Bu paylaşımda en çok dikkatimi çeken Ermenistan ile olan sınırımız. Bunu fotoğraflarla da görmüş gibi hissetmemizi sağlayan Fatih Bey’e çok teşekkür ediyoruz. Bu haftaki yolculuğumuz Kars Vegas’a...

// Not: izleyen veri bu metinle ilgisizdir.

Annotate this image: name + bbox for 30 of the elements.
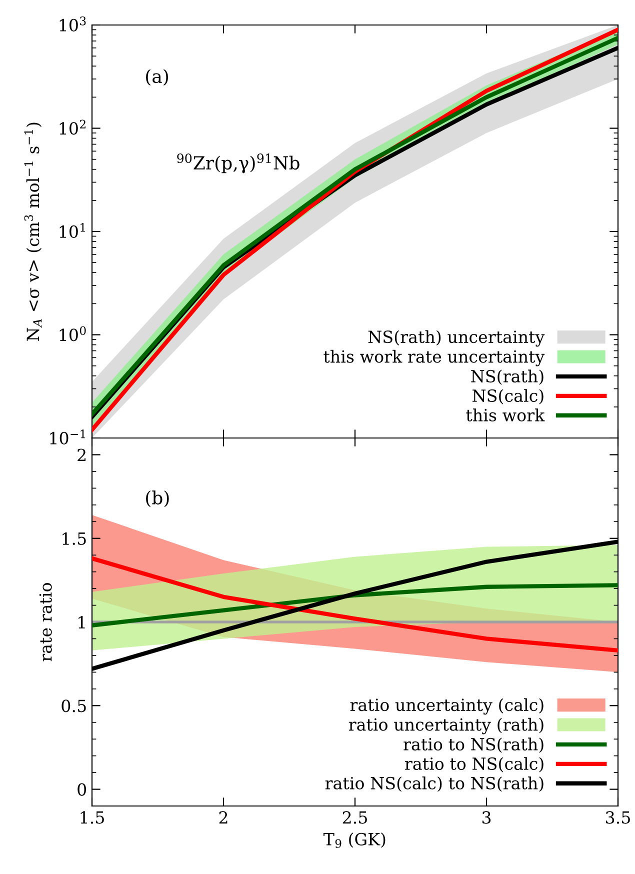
x-tick-label: 2: [219, 811, 228, 824]
legend-label: NS(calc): [472, 389, 544, 404]
y-tick-label: 0.5: [62, 700, 86, 712]
y-tick-label: 10$^{3}$: [60, 16, 86, 32]
legend-label: NS(rath): [471, 370, 544, 385]
legend-label: this work rate uncertainty: [324, 350, 545, 366]
legend-label: ratio to NS(calc): [405, 757, 544, 772]
y-tick-label: 10$^{−1}$: [50, 430, 86, 444]
y-tick-label: 10$^{0}$: [60, 326, 86, 342]
y-axis-title: rate ratio: [39, 582, 52, 662]
annotation: (b): [146, 490, 169, 508]
y-tick-label: 0: [78, 783, 86, 796]
y-tick-label: 10$^{2}$: [60, 120, 86, 135]
text: N$_{A}$ <σ v> (cm$^{3}$ mol$^{−1}$ s$^{−1}$): [24, 122, 42, 341]
legend-label: ratio uncertainty (rath): [348, 718, 544, 734]
legend-label: ratio uncertainty (calc): [350, 698, 544, 715]
y-tick-label: 1: [78, 616, 85, 628]
y-tick-label: 2: [78, 448, 86, 462]
y-tick-label: 10$^{1}$: [60, 223, 85, 238]
y-tick-label: 1.5: [62, 532, 86, 545]
legend-label: ratio NS(calc) to NS(rath): [325, 776, 544, 792]
legend-label: NS(rath) uncertainty: [368, 330, 545, 347]
annotation: $^{90}$Zr(p,γ)$^{91}$Nb: [177, 153, 300, 174]
x-tick-label: 3: [482, 811, 491, 824]
x-tick-label: 3.5: [606, 811, 630, 824]
x-tick-label: 2.5: [342, 811, 367, 824]
x-axis-title: T$_{9}$ (GK): [323, 832, 386, 848]
legend-label: this work: [466, 408, 545, 422]
annotation: (a): [146, 69, 168, 86]
legend-label: ratio to NS(rath): [404, 738, 544, 753]
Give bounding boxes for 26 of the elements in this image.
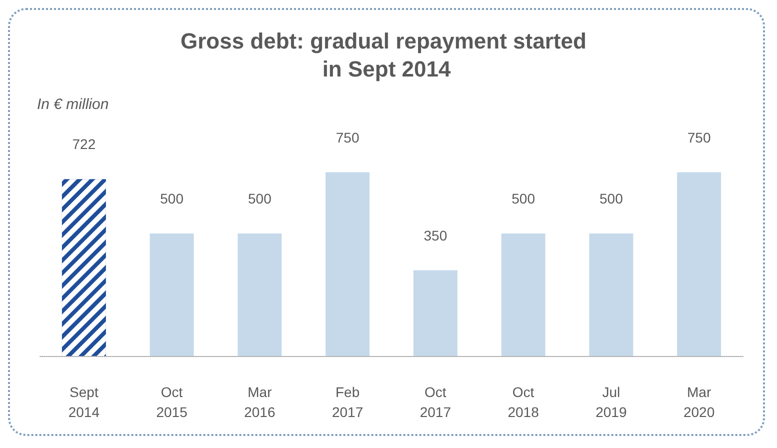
- bar: [150, 234, 194, 356]
- data-label: 350: [424, 227, 448, 244]
- data-label: 500: [248, 190, 272, 206]
- bar: [677, 172, 722, 356]
- x-tick-label: Oct 2015: [156, 384, 188, 420]
- x-tick-label: Sept 2014: [68, 384, 100, 420]
- data-label: 750: [687, 129, 711, 146]
- data-label: 500: [512, 190, 536, 206]
- chart-frame: Sept 2014 Oct 2015 Mar 2016 Feb 2017 Oct 2017 Oct 2018 Jul 2019 Mar 2020 722 500 500 750 350 500 500 750 Gross debt: gradual repayment started in Sept 2014 In € million: [8, 8, 765, 436]
- x-tick-label: Oct 2017: [420, 384, 452, 420]
- data-label: 500: [600, 190, 624, 206]
- bar: [501, 234, 546, 356]
- x-tick-label: Jul 2019: [596, 384, 627, 420]
- chart-title: Gross debt: gradual repayment started in Sept 2014: [180, 28, 592, 82]
- x-tick-label: Mar 2016: [244, 384, 276, 420]
- x-tick-label: Oct 2018: [508, 384, 540, 420]
- x-tick-label: Mar 2020: [683, 384, 715, 420]
- x-tick-label: Feb 2017: [332, 384, 364, 420]
- bar: [238, 234, 282, 356]
- data-label: 500: [160, 190, 184, 206]
- data-label: 750: [336, 129, 360, 146]
- chart-subtitle: In € million: [37, 96, 109, 113]
- data-label: 722: [72, 136, 96, 152]
- bar: [589, 234, 634, 356]
- bar: [326, 172, 370, 356]
- bar: [413, 270, 458, 356]
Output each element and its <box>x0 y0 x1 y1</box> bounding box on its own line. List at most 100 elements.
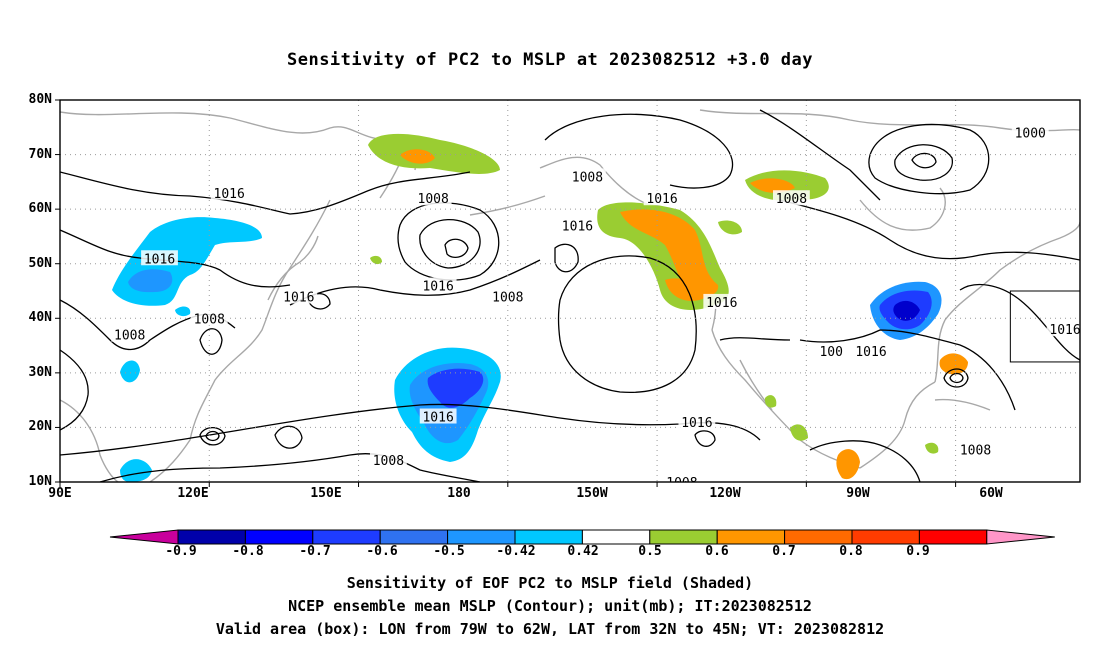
contour-1016-asia-w <box>60 349 89 431</box>
contour-label-bg <box>210 184 248 200</box>
shade-green-pacific-small <box>370 255 382 265</box>
contour-1008-canada-n <box>759 109 881 201</box>
contour-label: 1016 <box>562 220 593 235</box>
contour-1016-na-east <box>799 329 1016 411</box>
colorbar-cell-10 <box>851 529 920 545</box>
contour-label-bg <box>414 190 452 206</box>
lon-label-120w: 120W <box>709 486 741 501</box>
contour-label-bg <box>489 288 527 304</box>
lon-label-180: 180 <box>447 486 471 501</box>
mslp-contour-layer <box>60 109 1080 482</box>
contour-label-bg <box>111 326 149 342</box>
contour-label-bg <box>141 250 178 266</box>
contour-label-bg <box>1011 124 1049 140</box>
lon-label-150e: 150E <box>310 486 342 501</box>
shade-green-siberia <box>368 133 500 174</box>
colorbar-high-extension <box>986 529 1055 545</box>
colorbar-cell-11 <box>918 529 988 545</box>
colorbar-cell-6 <box>581 529 651 545</box>
colorbar-cell-3 <box>379 529 449 545</box>
contour-label-bg <box>957 441 994 457</box>
contour-label: 1016 <box>283 290 314 305</box>
coastline-indochina <box>60 399 119 482</box>
contour-1008-tropics <box>99 453 481 482</box>
chart-title: Sensitivity of PC2 to MSLP at 2023082512… <box>286 50 813 70</box>
contour-1016-pacific-mid <box>289 259 541 306</box>
contour-label: 1008 <box>418 192 449 207</box>
shade-green-canada-small <box>718 220 742 235</box>
contour-label-bg <box>419 408 457 424</box>
colorbar-low-extension <box>109 529 179 545</box>
contour-hurricane-2 <box>949 372 964 384</box>
contour-label-bg <box>663 474 701 482</box>
contour-label: 1016 <box>646 192 677 207</box>
axis-ticks <box>55 99 957 487</box>
lat-lon-grid <box>60 100 1080 482</box>
caption-line-1: Sensitivity of EOF PC2 to MSLP field (Sh… <box>346 574 754 592</box>
coastline-asia-east <box>149 199 331 482</box>
contour-1016-asia-mid <box>60 229 291 288</box>
contour-1008-north-america <box>779 199 1080 261</box>
contour-label-bg <box>773 190 810 206</box>
colorbar-cell-4 <box>447 529 516 545</box>
contour-1000-greenland <box>868 123 990 195</box>
colorbar-label-neg0.42: -0.42 <box>496 544 536 559</box>
contour-label-bg <box>816 343 846 359</box>
contour-label-bg <box>369 452 407 468</box>
shade-orange-canada <box>750 178 795 193</box>
contour-low-kamchatka-2 <box>419 219 481 269</box>
contour-1016-subtropical-high <box>557 255 697 394</box>
contour-small-3 <box>274 425 303 449</box>
contour-label-layer: 1016 1016 1016 1008 1008 1008 1008 1016 1016 1008… <box>111 124 1080 482</box>
lat-label-70n: 70N <box>28 147 52 162</box>
contour-label: 1016 <box>706 296 737 311</box>
contour-label: 1016 <box>214 187 245 202</box>
contour-label: 1016 <box>1049 323 1080 338</box>
coastline-cuba <box>934 398 991 411</box>
colorbar-label-0.5: 0.5 <box>638 544 662 559</box>
contour-small-1 <box>554 243 579 273</box>
contour-label-bg <box>703 293 741 309</box>
contour-label-bg <box>559 217 596 233</box>
contour-small-4 <box>694 430 716 447</box>
contour-label-bg <box>643 190 681 206</box>
contour-label: 100 <box>819 345 842 360</box>
colorbar-cell-0 <box>177 529 246 545</box>
coastline-aleutians <box>469 195 546 216</box>
lat-label-30n: 30N <box>28 365 52 380</box>
colorbar-label-0.9: 0.9 <box>906 544 930 559</box>
contour-1016-asia-north <box>60 171 471 215</box>
contour-label-bg <box>569 168 606 184</box>
colorbar-label-neg0.8: -0.8 <box>232 544 264 559</box>
colorbar-label-neg0.9: -0.9 <box>165 544 197 559</box>
lon-label-90w: 90W <box>846 486 870 501</box>
contour-label: 1008 <box>194 312 225 327</box>
contour-1008-arctic <box>544 113 734 189</box>
shade-lightblue-scs-2 <box>120 459 152 482</box>
contour-label: 1008 <box>114 329 145 344</box>
contour-typhoon-1 <box>199 426 226 446</box>
colorbar-label-neg0.7: -0.7 <box>299 544 331 559</box>
lon-label-120e: 120E <box>177 486 209 501</box>
valid-area-box <box>1009 290 1080 363</box>
shade-blue-pacific <box>427 368 484 408</box>
colorbar-cell-5 <box>514 529 583 545</box>
contour-992-greenland <box>894 144 953 181</box>
contour-label-bg <box>852 343 890 359</box>
shade-lightblue-asia-2 <box>175 306 191 317</box>
shade-darkblue-atlantic <box>893 300 920 321</box>
contour-1016-atlantic <box>959 283 1080 361</box>
contour-low-kamchatka-3 <box>444 238 469 259</box>
contour-label: 1016 <box>144 252 175 267</box>
shade-green-carib <box>925 442 939 454</box>
colorbar-cell-8 <box>716 529 786 545</box>
colorbar-cell-1 <box>244 529 314 545</box>
colorbar-label-0.8: 0.8 <box>839 544 863 559</box>
contour-label: 1016 <box>422 411 453 426</box>
caption-line-2: NCEP ensemble mean MSLP (Contour); unit(… <box>288 597 812 615</box>
contour-typhoon-2 <box>205 430 220 442</box>
coastline-hudson <box>859 187 946 231</box>
contour-label-bg <box>1046 321 1080 337</box>
colorbar-label-neg0.5: -0.5 <box>433 544 465 559</box>
shade-orange-alaska-gulf <box>665 278 705 301</box>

“Öncelikle Kars’ı iki farklı mevsimde, yani yaz aylarında ve kış aylarında ayrı ayrı anlatmamız gerekir. Eğer Kars’a yolunuz kışın düşerse kendinizi Sibirya’da hissedebilirsiniz. Sıfırın altında 30’lara varan sıcaklıklar, evlerin çatılarından sarkan buzlar ve yolları tamamen kaplayan karlar ve ayrıca Baltık mimari tarzındaki evler, sanki başka bir ülkedeymişsiniz gibi bir his veriyor. Ekim ayının sonlarına doğru yağan kar, ancak Mayıs ayında kalkıyor. Tabi hal böyle olunca şehir sanki bir gelinlik giyinmiş gibi; her taraf göz alabildiğince bembeyaz... Eşsiz bir manzara!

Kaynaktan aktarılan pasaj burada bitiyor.